Elam Ives Jr.

He married Louisa Todd of Hamden on 15 April 1822, at which time he was already working as a singing teacher and choir director.

In 1829, a fellow citizen of Hartford, William Channing Woodbridge, returned from Europe, where he had been studying methods of education, and where he had spent time with Johann Heinrich Pestalozzi, Philipp Emanuel von Fellenberg, Michael Traugott Pfeiffer, and Hans Georg Nägeli.

[4] Woodbridge provided Ives with books and materials by Nägeli, Pfeiffer, and Georg Friedrich Kübler, who then translated them with the help of Dutton and a Mr.
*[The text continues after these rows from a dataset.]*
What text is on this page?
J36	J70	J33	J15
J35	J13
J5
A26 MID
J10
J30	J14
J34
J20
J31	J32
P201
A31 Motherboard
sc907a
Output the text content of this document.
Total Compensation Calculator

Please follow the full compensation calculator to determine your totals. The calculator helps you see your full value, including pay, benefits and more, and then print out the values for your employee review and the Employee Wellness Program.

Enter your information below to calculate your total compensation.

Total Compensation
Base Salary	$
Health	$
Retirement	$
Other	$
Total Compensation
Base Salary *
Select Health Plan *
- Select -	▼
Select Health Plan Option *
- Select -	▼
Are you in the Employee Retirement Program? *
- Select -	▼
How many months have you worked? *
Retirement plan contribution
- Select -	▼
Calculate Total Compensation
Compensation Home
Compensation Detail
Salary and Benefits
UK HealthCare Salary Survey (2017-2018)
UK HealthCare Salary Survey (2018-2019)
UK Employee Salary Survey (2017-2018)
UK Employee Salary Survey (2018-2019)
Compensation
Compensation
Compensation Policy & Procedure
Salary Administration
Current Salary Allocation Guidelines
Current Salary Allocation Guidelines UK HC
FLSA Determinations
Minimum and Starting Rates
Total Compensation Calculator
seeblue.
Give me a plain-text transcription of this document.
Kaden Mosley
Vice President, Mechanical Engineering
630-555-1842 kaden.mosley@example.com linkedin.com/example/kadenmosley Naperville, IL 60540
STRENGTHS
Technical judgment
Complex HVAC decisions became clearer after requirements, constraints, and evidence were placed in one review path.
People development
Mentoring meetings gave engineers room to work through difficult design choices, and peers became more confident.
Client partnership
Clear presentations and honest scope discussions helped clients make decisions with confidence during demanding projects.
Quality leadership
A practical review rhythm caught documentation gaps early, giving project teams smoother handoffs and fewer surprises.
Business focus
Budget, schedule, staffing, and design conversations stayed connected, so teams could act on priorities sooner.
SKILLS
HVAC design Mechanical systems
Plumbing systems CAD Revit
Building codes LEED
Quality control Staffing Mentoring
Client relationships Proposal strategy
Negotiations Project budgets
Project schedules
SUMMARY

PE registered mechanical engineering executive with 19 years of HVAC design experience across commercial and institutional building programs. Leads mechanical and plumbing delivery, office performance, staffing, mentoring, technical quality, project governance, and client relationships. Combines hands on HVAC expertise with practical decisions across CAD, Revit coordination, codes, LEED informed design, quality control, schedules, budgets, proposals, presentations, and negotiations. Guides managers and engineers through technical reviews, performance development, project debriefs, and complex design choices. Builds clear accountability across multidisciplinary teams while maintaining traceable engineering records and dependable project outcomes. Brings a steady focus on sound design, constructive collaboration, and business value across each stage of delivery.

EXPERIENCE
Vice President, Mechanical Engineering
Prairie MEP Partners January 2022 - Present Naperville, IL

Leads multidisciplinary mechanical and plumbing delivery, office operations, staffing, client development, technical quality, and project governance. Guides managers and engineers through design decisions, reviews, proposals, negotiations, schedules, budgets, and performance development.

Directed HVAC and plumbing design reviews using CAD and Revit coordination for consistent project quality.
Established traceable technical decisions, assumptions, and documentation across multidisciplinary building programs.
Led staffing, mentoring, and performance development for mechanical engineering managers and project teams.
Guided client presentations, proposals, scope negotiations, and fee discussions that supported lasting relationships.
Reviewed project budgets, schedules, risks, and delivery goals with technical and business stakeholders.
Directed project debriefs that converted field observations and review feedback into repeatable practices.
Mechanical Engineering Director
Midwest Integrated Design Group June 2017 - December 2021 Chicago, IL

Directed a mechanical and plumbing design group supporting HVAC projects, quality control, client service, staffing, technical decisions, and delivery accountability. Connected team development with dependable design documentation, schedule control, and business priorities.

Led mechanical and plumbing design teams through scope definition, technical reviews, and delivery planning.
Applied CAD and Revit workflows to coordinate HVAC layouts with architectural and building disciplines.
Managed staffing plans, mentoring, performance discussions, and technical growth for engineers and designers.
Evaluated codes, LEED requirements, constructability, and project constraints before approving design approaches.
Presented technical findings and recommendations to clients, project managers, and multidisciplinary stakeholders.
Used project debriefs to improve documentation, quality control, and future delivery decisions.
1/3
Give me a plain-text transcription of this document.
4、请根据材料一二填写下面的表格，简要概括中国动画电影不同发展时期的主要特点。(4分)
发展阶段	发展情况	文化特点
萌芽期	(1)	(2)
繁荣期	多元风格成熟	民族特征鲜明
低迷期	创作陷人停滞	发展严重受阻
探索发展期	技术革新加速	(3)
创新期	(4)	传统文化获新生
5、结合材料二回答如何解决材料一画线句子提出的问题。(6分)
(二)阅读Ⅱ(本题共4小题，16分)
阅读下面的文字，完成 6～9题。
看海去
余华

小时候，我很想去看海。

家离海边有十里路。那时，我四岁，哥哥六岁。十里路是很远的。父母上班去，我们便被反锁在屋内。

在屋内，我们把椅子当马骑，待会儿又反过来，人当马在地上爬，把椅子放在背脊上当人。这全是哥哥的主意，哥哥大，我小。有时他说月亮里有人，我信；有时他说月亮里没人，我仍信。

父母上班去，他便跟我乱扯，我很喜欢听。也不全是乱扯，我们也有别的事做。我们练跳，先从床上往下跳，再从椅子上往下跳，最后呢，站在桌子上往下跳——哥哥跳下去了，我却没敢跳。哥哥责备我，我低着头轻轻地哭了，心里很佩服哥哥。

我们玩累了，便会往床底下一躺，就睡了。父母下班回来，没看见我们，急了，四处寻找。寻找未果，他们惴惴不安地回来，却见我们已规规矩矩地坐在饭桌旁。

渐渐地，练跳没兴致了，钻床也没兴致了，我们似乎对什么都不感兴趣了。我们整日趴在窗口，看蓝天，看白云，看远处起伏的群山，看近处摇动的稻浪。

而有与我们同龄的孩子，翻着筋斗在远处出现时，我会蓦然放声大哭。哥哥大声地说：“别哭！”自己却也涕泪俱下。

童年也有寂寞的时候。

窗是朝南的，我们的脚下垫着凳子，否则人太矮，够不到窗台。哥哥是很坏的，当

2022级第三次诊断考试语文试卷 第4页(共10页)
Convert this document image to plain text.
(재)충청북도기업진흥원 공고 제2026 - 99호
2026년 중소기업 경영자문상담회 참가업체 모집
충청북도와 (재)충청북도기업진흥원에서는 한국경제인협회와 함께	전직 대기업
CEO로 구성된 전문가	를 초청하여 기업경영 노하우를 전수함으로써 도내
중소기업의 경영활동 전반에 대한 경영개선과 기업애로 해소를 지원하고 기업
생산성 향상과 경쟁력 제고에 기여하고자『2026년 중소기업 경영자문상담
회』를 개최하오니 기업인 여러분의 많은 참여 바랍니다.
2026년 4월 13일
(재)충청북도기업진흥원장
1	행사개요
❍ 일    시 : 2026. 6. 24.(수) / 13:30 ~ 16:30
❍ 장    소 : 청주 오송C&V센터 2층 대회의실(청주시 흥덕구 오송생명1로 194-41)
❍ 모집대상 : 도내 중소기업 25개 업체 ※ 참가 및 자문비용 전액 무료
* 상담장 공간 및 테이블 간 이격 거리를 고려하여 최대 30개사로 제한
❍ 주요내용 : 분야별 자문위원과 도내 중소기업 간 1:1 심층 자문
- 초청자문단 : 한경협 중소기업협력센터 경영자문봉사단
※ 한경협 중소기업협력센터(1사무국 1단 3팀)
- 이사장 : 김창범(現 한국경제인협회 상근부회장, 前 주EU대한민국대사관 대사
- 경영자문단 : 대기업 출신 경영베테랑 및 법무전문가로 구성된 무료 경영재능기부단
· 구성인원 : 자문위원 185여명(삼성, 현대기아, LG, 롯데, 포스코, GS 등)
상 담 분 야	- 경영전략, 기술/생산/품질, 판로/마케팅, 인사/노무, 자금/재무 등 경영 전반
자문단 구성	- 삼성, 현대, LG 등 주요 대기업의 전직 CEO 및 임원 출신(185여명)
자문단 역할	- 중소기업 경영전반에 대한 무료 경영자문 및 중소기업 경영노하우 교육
Taylor from Andover.

[5] After studying the Swiss works, and incorporating them into his teaching method, Ives put together an experimental choir of about 70 children during the summer of 1830.

[6] During this same summer, Ives was working on a revision of the instruction portion of American Psalmody that would reflect the Pestalozzian-based ideas promoted by Woodbridge.

[9] Additionally, he began working with Mason on Juvenile Lyre,[10] a collection of three-part children's songs, published in 1831.

[11] There has been some debate over who wrote what in Juvenile Lyre; it appears that the Preface and final song, "Suffer Little Children to Come unto Me", are definitely by Mason, while many of the arrangements were done by Ives with versification of the German texts by Dutton.

He also continued writing singing manuals and collections music, including materials for the American Sunday School Union.